Dans L'attente, sélectionné en compétition au dernier festival de Venise, le cinéaste Piero Messina met en scène une mère en deuil incapable d'avouer la mort de son fils à sa petite amie venue de France. Entre les deux femmes, magistralement incarnées par Juliette Binoche et Lou de Laâge, se tisse peu à peu une relation complice basée sur cette attente de l'homme aimé. Un film à la mise en scène élégante qui envoûte le spectateur par sa délicatesse.
EN : Comment avez-vous travaillé avec elles pour que toutes les émotions passent non pas par les dialogues, mais par leurs interactions, leurs gestes et leurs regards ?

PM : Dans ce film, les choses importantes ne se trouvent pas dans les mots mais dans les pauses. Même si cela peut paraître paradoxal nous l’avons atteint avant tout par un long travail d’écriture. Les dialogues sont la surface visible, il y a ensuite le sous-texte, et c’est de là que tout est né.
Avec les actrices ensuite, nous avons cherché à révéler ce que nous avions masqué dans l’écriture. Nous avons fait beaucoup de prises, et chaque fois on trouvait quelque chose de différent et de toujours plus beau. C’est chaque fois la même chose, quand tu cherches quelque chose sous le lit tu en trouves toujours une plus intéressante. L’important pour moi avec les acteurs est de chercher. Chercher ce qu’au début j’ai caché.

EN : Pouvez-vous nous parler de vos choix de mise en scène ?

PM : C’est une demande très complexe qui nécessiterait une réponse plus longue. Alors pour simplifier, je répondrais, pas comme réalisateur mais comme spectateur. Les films qui m’intéressent sont ceux que, lorsque je sors du cinéma, je n’arrive pas à raconter, parce que leur sens profond est lié indissolublement à la dimension audiovisuelle du film. En résumé, si tu peux raconter une chose parfaitement pour moi cela ne vaut pas la peine d’en faire un film. Peut-être que c’est la première chose qui me guide en tant que cinéaste.
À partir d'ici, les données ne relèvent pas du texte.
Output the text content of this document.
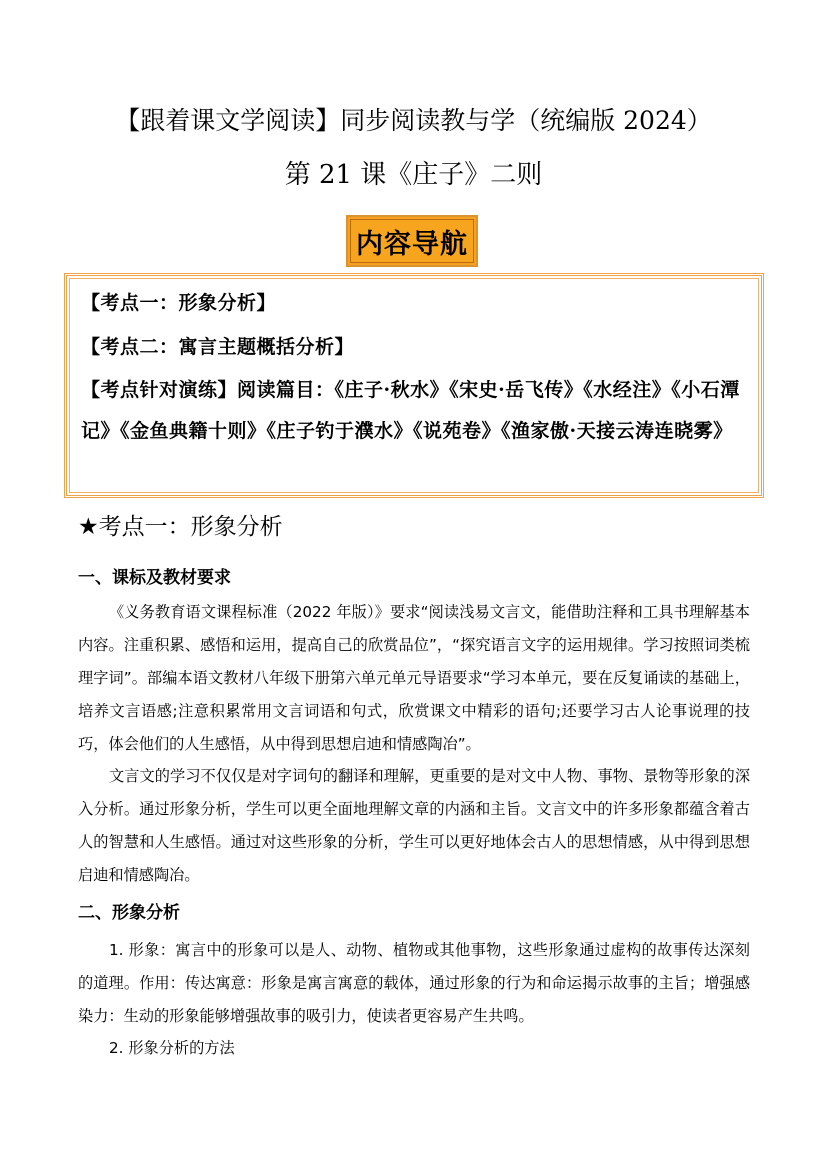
【跟着课文学阅读】同步阅读教与学（统编版 2024）
第 21 课《庄子》二则
内容导航
【考点一：形象分析】
【考点二：寓言主题概括分析】
【考点针对演练】阅读篇目：《庄子·秋水》《宋史·岳飞传》《水经注》《小石潭记》《金鱼典籍十则》《庄子钓于濮水》《说苑卷》《渔家傲·天接云涛连晓雾》
★考点一：形象分析
一、课标及教材要求
《义务教育语文课程标准（2022 年版）》要求“阅读浅易文言文，能借助注释和工具书理解基本内容。注重积累、感悟和运用，提高自己的欣赏品位”，“探究语言文字的运用规律。学习按照词类梳理字词”。部编本语文教材八年级下册第六单元单元导语要求“学习本单元，要在反复诵读的基础上，培养文言语感;注意积累常用文言词语和句式，欣赏课文中精彩的语句;还要学习古人论事说理的技巧，体会他们的人生感悟，从中得到思想启迪和情感陶冶”。
文言文的学习不仅仅是对字词句的翻译和理解，更重要的是对文中人物、事物、景物等形象的深入分析。通过形象分析，学生可以更全面地理解文章的内涵和主旨。文言文中的许多形象都蕴含着古人的智慧和人生感悟。通过对这些形象的分析，学生可以更好地体会古人的思想情感，从中得到思想启迪和情感陶冶。
二、形象分析
1. 形象：寓言中的形象可以是人、动物、植物或其他事物，这些形象通过虚构的故事传达深刻的道理。作用：传达寓意：形象是寓言寓意的载体，通过形象的行为和命运揭示故事的主旨；增强感染力：生动的形象能够增强故事的吸引力，使读者更容易产生共鸣。
2. 形象分析的方法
EN : Comment obtenez-vous cette image très travaillée, avec notamment de très beaux clairs-obscurs ? PM : L’image est moins travaillée que ce que l’on pense. Cadrer de cette façon est pour moi une chose instinctive. Je ne vois pas une autre façon de le faire. Ou si parfois je le vois je m’ennuie.

EN : Quelles références picturales aviez-vous en tête en travaillant sur l'esthétique du film ?

PM : Je n’avais pas de références picturales précises, c’est certainement mon amour pour Piero della Francesca ou pour Antonello de Messine, pour la douceur des paysages de Millet mais aussi pour le baroque dans lequel je suis né, pour les choses fragiles, pour celles qui restent immobiles en équilibre ou pour les statues qui ne me semblent pas lourdes. Au delà de ce que sont mes références, la vérité est que chaque chose qui m’émerveille, chaque moment magique, au final entre dans ce que je fais. Et quand je suis chanceux je ne m’en aperçois même pas.